A value stock is a label given to companies that trade at low multiples relative to their earnings and growth potential. Many investors consider them to be a great way to minimize risk in an arguably overvalued market.
Let's explore the reasons why Pfizer (NYSE:PFE) and Philip Morris International (NYSE:PM) could make great additions to your investment portfolio because of their low valuations and exciting new growth drivers.
Pfizer is a global healthcare giant known for blockbuster prescription drugs like Lipitor, Eliquis, Prevnar, and Enbrel. But now it's making headlines for a different reason: its coronavirus vaccine. Pfizer's vaccine, BNT162b2, boasts key advantages over its rivals and could drive significant top-line growth as the virus continues to spread and mutate.
The U.S. has administered over 100 million doses of coronavirus vaccine and orders for hundreds of millions more doses and is working to reach herd immunity as soon as the fall, according to Dr. Anthony Fauci, director of the U.S. National Institute of Allergy and Infectious Diseases and the chief medical advisor to the president. But virus cases are once again surging in some parts of Europe and Asia -- with COVID-19 variants driving a third wave of infections.
BNT162b2 is well suited for tackling this challenge because of its adaptability and high efficacy rate of up to 97%. According to Ugur Sahin, CEO of Pfizer's partner BioNTech, the company's mRNA vaccine platform is flexible and can "technically develop booster vaccines within weeks, if needed." BNT162b2 faces less regulatory pushback than a rival vaccine developed by AstraZeneca, which has been paused in several countries because of a potential link with blood disorders.

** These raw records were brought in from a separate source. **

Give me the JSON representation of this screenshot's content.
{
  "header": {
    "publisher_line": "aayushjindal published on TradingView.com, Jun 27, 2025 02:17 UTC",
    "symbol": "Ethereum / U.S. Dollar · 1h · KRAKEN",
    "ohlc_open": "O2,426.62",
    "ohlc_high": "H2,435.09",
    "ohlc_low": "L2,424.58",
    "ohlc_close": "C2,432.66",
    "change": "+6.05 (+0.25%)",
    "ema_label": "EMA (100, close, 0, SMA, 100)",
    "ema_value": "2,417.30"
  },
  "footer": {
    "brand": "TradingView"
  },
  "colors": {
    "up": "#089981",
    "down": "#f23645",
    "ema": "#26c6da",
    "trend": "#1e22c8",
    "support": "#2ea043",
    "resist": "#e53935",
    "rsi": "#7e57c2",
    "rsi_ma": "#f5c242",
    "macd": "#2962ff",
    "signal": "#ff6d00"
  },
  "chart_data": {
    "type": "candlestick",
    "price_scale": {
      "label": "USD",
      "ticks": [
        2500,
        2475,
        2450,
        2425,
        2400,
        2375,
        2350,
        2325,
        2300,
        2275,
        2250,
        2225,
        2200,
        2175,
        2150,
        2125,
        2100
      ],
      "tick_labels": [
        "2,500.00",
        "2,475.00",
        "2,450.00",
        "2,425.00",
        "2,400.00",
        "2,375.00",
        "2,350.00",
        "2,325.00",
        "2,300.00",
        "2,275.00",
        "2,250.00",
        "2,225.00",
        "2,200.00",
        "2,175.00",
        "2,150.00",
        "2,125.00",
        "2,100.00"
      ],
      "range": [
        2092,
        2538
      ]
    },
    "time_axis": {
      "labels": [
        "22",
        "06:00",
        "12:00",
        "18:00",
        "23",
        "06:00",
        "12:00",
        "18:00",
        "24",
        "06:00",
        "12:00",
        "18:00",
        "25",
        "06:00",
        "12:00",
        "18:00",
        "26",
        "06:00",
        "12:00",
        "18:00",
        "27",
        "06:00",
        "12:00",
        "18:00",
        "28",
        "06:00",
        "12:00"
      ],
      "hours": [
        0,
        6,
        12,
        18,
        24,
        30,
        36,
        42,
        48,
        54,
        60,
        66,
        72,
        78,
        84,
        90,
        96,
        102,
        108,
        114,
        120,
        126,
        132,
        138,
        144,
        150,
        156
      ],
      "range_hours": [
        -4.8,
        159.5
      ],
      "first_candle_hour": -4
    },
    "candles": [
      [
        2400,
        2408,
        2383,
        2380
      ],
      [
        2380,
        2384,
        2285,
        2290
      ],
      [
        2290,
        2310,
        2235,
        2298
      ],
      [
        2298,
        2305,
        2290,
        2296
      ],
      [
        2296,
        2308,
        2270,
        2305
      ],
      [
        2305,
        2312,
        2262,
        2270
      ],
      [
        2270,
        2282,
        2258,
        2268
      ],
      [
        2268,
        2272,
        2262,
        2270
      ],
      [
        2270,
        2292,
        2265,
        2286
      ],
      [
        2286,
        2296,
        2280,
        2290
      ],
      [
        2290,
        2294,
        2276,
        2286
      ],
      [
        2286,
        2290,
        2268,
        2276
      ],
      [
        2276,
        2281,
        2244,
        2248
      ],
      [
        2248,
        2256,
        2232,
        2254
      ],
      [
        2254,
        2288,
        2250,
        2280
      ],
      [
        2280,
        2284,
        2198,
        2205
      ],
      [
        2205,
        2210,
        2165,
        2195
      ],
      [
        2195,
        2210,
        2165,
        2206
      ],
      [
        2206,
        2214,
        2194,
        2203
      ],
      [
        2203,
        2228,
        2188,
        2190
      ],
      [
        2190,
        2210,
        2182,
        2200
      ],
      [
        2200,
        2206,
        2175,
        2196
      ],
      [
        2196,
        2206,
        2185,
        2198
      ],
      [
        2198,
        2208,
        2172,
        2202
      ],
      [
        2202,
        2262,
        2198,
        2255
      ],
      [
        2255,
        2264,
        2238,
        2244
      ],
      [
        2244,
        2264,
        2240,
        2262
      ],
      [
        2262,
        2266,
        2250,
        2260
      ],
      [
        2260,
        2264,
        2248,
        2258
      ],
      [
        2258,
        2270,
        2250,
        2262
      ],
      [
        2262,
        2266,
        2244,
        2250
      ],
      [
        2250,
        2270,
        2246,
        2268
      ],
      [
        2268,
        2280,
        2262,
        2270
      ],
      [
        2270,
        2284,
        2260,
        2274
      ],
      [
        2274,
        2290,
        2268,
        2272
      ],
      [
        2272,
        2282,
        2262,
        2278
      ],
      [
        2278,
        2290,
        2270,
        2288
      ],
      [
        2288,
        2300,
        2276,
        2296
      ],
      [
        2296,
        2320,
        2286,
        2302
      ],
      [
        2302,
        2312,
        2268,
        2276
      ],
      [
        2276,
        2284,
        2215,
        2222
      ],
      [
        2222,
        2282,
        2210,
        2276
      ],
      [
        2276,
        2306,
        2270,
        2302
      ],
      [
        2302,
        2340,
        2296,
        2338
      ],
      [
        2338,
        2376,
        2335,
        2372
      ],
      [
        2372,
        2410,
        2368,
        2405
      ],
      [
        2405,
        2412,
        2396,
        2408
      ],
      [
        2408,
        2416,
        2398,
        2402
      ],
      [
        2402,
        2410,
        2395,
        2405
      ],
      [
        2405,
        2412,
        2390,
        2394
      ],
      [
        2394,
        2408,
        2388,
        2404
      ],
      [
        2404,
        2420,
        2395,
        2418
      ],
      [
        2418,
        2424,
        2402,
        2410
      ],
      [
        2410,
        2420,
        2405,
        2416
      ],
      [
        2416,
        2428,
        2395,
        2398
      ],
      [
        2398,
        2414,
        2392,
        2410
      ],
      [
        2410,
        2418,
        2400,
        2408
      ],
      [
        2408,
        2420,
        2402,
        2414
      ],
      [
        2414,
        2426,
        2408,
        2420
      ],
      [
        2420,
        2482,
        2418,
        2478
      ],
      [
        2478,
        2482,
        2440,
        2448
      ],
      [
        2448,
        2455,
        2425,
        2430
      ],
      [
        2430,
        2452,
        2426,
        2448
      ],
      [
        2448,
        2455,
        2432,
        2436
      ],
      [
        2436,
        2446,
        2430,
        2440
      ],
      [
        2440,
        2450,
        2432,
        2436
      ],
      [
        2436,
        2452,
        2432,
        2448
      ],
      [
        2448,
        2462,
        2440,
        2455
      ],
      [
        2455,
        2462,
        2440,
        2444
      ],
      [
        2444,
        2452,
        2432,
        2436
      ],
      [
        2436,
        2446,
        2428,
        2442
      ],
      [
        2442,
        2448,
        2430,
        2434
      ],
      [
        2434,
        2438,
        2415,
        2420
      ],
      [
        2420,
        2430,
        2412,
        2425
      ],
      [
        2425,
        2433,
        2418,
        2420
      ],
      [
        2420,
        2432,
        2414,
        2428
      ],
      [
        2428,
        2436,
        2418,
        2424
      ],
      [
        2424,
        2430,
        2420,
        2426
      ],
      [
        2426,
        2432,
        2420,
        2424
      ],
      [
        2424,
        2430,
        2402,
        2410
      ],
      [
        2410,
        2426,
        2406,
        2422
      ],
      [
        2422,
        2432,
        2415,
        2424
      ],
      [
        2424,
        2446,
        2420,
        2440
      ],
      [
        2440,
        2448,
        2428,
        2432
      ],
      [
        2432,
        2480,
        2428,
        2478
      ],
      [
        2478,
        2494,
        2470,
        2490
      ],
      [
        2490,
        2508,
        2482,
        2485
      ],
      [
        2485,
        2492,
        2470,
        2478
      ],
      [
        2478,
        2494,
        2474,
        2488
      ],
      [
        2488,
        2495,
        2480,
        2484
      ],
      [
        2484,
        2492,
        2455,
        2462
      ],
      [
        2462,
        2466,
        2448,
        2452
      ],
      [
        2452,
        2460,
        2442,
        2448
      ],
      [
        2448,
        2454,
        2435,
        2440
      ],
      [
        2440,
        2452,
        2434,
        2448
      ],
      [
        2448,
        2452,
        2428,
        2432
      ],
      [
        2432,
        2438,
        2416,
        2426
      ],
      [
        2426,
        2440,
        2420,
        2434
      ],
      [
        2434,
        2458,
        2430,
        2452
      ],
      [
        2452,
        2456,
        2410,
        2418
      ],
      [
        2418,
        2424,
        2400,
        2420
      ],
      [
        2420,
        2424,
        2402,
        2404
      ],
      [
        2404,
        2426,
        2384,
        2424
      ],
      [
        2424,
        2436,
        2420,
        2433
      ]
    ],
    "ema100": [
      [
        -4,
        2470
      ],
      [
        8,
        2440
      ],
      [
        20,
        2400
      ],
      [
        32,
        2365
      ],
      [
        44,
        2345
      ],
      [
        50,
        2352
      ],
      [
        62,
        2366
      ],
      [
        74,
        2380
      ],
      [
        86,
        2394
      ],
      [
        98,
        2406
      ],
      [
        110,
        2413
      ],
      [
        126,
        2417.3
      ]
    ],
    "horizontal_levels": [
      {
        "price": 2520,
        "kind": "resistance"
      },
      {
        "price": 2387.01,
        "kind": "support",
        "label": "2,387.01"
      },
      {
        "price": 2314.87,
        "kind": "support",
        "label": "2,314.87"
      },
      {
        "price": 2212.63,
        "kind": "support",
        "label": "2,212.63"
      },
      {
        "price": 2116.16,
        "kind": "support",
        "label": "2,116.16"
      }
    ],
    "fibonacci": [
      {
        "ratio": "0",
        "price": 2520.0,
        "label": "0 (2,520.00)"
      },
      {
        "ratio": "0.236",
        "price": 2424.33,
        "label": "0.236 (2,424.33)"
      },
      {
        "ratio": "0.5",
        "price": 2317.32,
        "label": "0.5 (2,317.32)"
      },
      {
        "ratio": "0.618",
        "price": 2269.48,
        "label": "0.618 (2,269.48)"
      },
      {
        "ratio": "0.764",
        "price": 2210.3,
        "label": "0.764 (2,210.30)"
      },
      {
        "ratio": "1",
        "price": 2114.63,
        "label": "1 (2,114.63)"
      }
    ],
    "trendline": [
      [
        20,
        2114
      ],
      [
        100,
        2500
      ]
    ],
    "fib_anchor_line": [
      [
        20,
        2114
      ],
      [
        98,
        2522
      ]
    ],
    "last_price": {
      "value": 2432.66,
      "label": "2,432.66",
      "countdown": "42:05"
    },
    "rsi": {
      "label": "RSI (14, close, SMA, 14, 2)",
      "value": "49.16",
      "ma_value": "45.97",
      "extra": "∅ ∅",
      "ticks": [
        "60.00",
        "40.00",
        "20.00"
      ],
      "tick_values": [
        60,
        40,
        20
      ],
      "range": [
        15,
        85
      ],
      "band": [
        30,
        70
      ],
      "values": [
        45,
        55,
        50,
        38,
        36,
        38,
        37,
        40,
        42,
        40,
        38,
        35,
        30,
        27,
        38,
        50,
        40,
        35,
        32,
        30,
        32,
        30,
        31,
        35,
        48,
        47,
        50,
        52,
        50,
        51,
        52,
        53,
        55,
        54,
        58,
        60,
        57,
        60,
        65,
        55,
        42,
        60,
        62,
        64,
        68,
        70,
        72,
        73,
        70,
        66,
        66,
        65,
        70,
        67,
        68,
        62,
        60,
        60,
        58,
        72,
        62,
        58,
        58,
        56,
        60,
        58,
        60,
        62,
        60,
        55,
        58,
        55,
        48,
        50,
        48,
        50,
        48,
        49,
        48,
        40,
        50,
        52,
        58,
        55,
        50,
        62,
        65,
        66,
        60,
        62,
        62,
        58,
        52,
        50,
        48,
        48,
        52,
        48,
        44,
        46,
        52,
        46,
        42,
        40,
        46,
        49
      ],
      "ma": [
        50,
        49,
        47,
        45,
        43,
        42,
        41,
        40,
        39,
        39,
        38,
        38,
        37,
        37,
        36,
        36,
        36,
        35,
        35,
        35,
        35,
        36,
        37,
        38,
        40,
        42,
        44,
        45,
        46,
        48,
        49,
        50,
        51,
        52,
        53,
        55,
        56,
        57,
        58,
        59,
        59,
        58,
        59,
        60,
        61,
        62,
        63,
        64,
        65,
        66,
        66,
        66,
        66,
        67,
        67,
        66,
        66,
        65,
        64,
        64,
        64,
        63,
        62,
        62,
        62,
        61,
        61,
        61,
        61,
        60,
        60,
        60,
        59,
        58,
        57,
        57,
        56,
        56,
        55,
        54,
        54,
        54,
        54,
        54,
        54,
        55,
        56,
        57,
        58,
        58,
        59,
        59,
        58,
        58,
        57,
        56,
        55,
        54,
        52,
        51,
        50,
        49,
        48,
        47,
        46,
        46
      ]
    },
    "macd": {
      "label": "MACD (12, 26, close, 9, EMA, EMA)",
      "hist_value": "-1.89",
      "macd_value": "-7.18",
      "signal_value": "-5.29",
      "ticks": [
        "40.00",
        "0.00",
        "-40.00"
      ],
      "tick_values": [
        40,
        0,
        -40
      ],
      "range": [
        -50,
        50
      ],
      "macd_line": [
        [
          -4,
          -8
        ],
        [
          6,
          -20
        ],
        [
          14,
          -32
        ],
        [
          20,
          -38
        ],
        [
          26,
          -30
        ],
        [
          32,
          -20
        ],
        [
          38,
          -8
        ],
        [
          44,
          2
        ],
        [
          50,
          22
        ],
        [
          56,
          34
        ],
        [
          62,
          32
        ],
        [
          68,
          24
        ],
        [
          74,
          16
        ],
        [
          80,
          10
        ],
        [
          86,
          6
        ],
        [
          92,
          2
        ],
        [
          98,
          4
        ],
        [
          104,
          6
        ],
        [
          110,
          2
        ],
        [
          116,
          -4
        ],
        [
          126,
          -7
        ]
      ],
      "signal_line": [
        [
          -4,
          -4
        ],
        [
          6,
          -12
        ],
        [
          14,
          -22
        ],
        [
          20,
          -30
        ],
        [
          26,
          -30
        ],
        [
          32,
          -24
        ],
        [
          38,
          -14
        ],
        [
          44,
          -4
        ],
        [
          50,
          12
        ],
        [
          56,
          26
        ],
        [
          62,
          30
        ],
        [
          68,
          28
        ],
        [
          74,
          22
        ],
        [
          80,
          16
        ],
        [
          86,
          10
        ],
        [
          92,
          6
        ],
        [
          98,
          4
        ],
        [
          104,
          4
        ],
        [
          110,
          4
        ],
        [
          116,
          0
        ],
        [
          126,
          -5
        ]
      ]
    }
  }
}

Pfizer will face stiff competition from Moderna's vaccine, mRNA-1273, which boasts an efficacy rate of 94% and is the only other mRNA-based vaccine approved for emergency use in the U.S. However, Pfizer expects to add $15 billion in revenue from its coronavirus vaccine this year, and the company is guiding for earnings of as much as $3.20 per share in the period. The stock currently trades at just 11 times that projection, making it an outlier in the S&P 500, which trades at an average of 40 times earnings.
2. Philip Morris International
Tobacco is a recession-proof industry, and Philip Morris International is an excellent example of this concept. The cigarette maker held up well during last year's economic downturn. And it looks poised to generate long-term growth as it executes its pivot to reduced-risk products.
While net revenue declined 3.7% to $28.7 billion in 2020, operating income grew 11% to $11.6 billion because of price hikes, improvements in manufacturing productivity, and the growing proportion of heated tobacco unit (HTU) sales. HTUs now represent 11% of total shipment volume, with the flagship IQOS heated tobacco platform representing 24% of net revenue -- up from 19% of revenue in the prior-year period.
IQOS is a tobacco product that releases nicotine without combustion, earning it a reduced-risk marketing authorization by the FDA. The IQOS platform could also drive margin growth because of cost efficiencies in its production.
Philip Morris International expects earnings per share (EPS) of up to $6 in 2021, which would be 16% above the prior year. Management plans to return value to investors through a dividend (which currently yields 5.4%) and a buyback program aiming to repurchase $5 billion to $7 billion worth of shares starting the second half of the year. Philip Morris International stock trades at an attractive valuation of just 15 times forward earnings, making it a great pick in this pricey market.
Bang for your buck
The stock market is trading at an unusually high valuation, and investors should look to value stocks as a potentially safer bet. Pfizer and Philip Morris International boast defensive business models that can hold up in this uncertain economic environment, and both companies currently offer dirt-cheap valuations.